Sven7 01-18-2013 05:42 PM

^^^ Actually you don't need to "warm up" at all in a modern car. Just don't go racing around on a cold engine. In cold weather my '65 truck needs to warm up for a few minutes to avoid stalling but with EFI in my other cars that issue is gone. Just start up and drive.

redpoint5 01-20-2013 07:34 PM

I park my car in the garage, which seems to never drop below 40F due to the hot water heater, furnace and attached wall. This means I don't have to defrost on my morning commute, and fluids start at a higher temp.

I have just installed a full lower grill block in addition to my taped off upper grill. This seems to have improved FE, but during the hour I was on the freeway the cooling fans cycled about once per minute. I'll need to open it up a little. Temps stay just right for my short 15min commute though, and having a fully blocked grill seems to keep the engine warmer than it normally would be after it sits for a while.

thomason2wheels 01-21-2013 01:04 AM

Quote:

Originally Posted by UFO (Post 351315)
Temperatures have been near zero Fahrenheit for the last week or so. I drove my gasser pickup this morning because I still have some biodiesel in my VW tank that gelled last month and is still giving me an occasional issue.

Before the truck was warm, in the cold the difference in coasting speeds was shocking. I was slowing to a stop well in advance of lights, where before I was having to brake slightly. I guess the axle grease takes a while to lose it's friction.

This is interesting because on most vehicles, there is no oil cooler, no cooler for differential, and for manual trannys, no cooler there. By the same token there is no preheater for them either. With ambient temp differentials approaching a 100 degrees f between summer and winter in many parts of the usa, its a wonder mileage doesnt change more than it does. Here in central va i give up between 10 and 20% during the winter due to the above factors, not to mention the fact that winter fuel is more volatile and a gallon of winter gas wont go as far as a gallon of summer gas.

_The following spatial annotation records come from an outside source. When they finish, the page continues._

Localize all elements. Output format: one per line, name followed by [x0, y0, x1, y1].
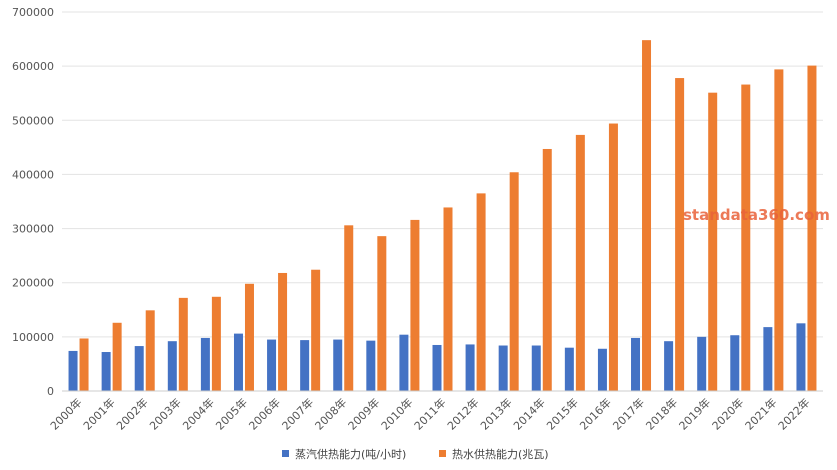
hotwater-bar-2013年	[509, 172, 519, 391]
steam-bar-2004年	[200, 337, 210, 391]
hotwater-bar-2008年	[344, 225, 354, 391]
x-tick-label: 2002年	[113, 395, 150, 432]
steam-bar-2018年	[664, 341, 674, 391]
hotwater-bar-2010年	[410, 219, 420, 391]
steam-bar-2014年	[531, 345, 541, 391]
steam-bar-2005年	[233, 333, 243, 391]
x-tick-label: 2016年	[577, 395, 614, 432]
steam-bar-2008年	[333, 339, 343, 391]
x-tick-label: 2001年	[80, 395, 117, 432]
x-tick-label: 2007年	[279, 395, 316, 432]
legend-swatch	[439, 450, 446, 457]
steam-bar-2007年	[300, 340, 310, 391]
x-tick-label: 2004年	[180, 395, 217, 432]
steam-bar-2002年	[134, 346, 144, 391]
steam-bar-2001年	[101, 352, 111, 391]
x-tick-label: 2013年	[477, 395, 514, 432]
legend-swatch	[282, 450, 289, 457]
gridlines	[62, 11, 823, 338]
steam-bar-2013年	[498, 345, 508, 391]
x-tick-label: 2000年	[47, 395, 84, 432]
x-tick-label: 2021年	[742, 395, 779, 432]
x-tick-label: 2008年	[312, 395, 349, 432]
x-tick-label: 2006年	[246, 395, 283, 432]
hotwater-bar-2000年	[79, 338, 89, 391]
x-tick-label: 2018年	[643, 395, 680, 432]
hotwater-bar-2014年	[542, 148, 552, 391]
bars	[68, 40, 817, 392]
steam-bar-2017年	[631, 337, 641, 391]
x-tick-label: 2010年	[378, 395, 415, 432]
y-tick-label: 300000	[12, 223, 54, 236]
y-tick-label: 500000	[12, 114, 54, 127]
hotwater-bar-2005年	[244, 283, 254, 391]
hotwater-bar-2022年	[807, 65, 817, 391]
y-tick-label: 100000	[12, 331, 54, 344]
y-tick-label: 700000	[12, 6, 54, 19]
steam-bar-2020年	[730, 335, 740, 391]
x-tick-label: 2015年	[543, 395, 580, 432]
steam-bar-2009年	[366, 340, 376, 391]
hotwater-bar-2017年	[642, 40, 652, 391]
y-tick-label: 200000	[12, 277, 54, 290]
hotwater-bar-2003年	[178, 297, 188, 391]
x-tick-label: 2019年	[676, 395, 713, 432]
steam-bar-2011年	[432, 344, 442, 391]
y-tick-label: 400000	[12, 168, 54, 181]
legend-label: 蒸汽供热能力(吨/小时)	[295, 447, 406, 461]
hotwater-bar-2015年	[575, 134, 585, 391]
steam-bar-2015年	[564, 347, 574, 391]
x-tick-label: 2020年	[709, 395, 746, 432]
y-tick-label: 0	[47, 385, 54, 398]
steam-bar-2021年	[763, 327, 773, 391]
hotwater-bar-2011年	[443, 207, 453, 391]
hotwater-bar-2019年	[708, 92, 718, 392]
hotwater-bar-2004年	[211, 296, 221, 391]
steam-bar-2019年	[697, 336, 707, 391]
x-axis-ticks: 2000年2001年2002年2003年2004年2005年2006年2007年…	[47, 395, 812, 432]
hotwater-bar-2006年	[278, 272, 288, 391]
x-tick-label: 2011年	[411, 395, 448, 432]
steam-bar-2016年	[597, 348, 607, 391]
steam-bar-2006年	[267, 339, 277, 391]
hotwater-bar-2012年	[476, 193, 486, 391]
hotwater-bar-2002年	[145, 310, 155, 391]
steam-bar-2012年	[465, 344, 475, 391]
y-axis-ticks: 0 100000 200000 300000 400000 500000 600000 700…	[12, 6, 54, 398]
steam-bar-2003年	[167, 341, 177, 391]
hotwater-bar-2007年	[311, 269, 321, 391]
hotwater-bar-2018年	[675, 78, 685, 391]
legend: 蒸汽供热能力(吨/小时) 热水供热能力(兆瓦)	[282, 447, 549, 461]
x-tick-label: 2009年	[345, 395, 382, 432]
y-tick-label: 600000	[12, 60, 54, 73]
steam-bar-2000年	[68, 350, 78, 391]
x-tick-label: 2012年	[444, 395, 481, 432]
hotwater-bar-2021年	[774, 69, 784, 392]
hotwater-bar-2020年	[741, 84, 751, 392]
steam-bar-2010年	[399, 334, 409, 391]
legend-label: 热水供热能力(兆瓦)	[452, 447, 549, 461]
x-tick-label: 2005年	[213, 395, 250, 432]
x-tick-label: 2014年	[510, 395, 547, 432]
hotwater-bar-2016年	[608, 123, 618, 391]
steam-bar-2022年	[796, 323, 806, 391]
x-tick-label: 2022年	[775, 395, 812, 432]
x-tick-label: 2017年	[610, 395, 647, 432]
watermark-text: standata360.com	[683, 206, 830, 224]
x-tick-label: 2003年	[146, 395, 183, 432]
hotwater-bar-2009年	[377, 236, 387, 391]
hotwater-bar-2001年	[112, 322, 122, 391]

I would think a water jacket on each driveline component connected to the cooling system woul pay significant benefits in colder climates, especially with a coolant heater and circulating pump that you could plug in inside your garage

In the summer it would help keep temperatures at coolant temp and extend the driveline components life.

campisi 01-21-2013 01:51 AM

As others have said ... No warmup. I get completely ready to drive, including making sure there are no cars to yield too, and turn the key and go. I also fabbed up a warm air intake but don't really know if it heps or not. I adjusted the intake location so that I get about a 20-30 deg increase in intake temps. I'd never run it except in the winter as the intake temps would be dangerously high if I got stuck in traffic.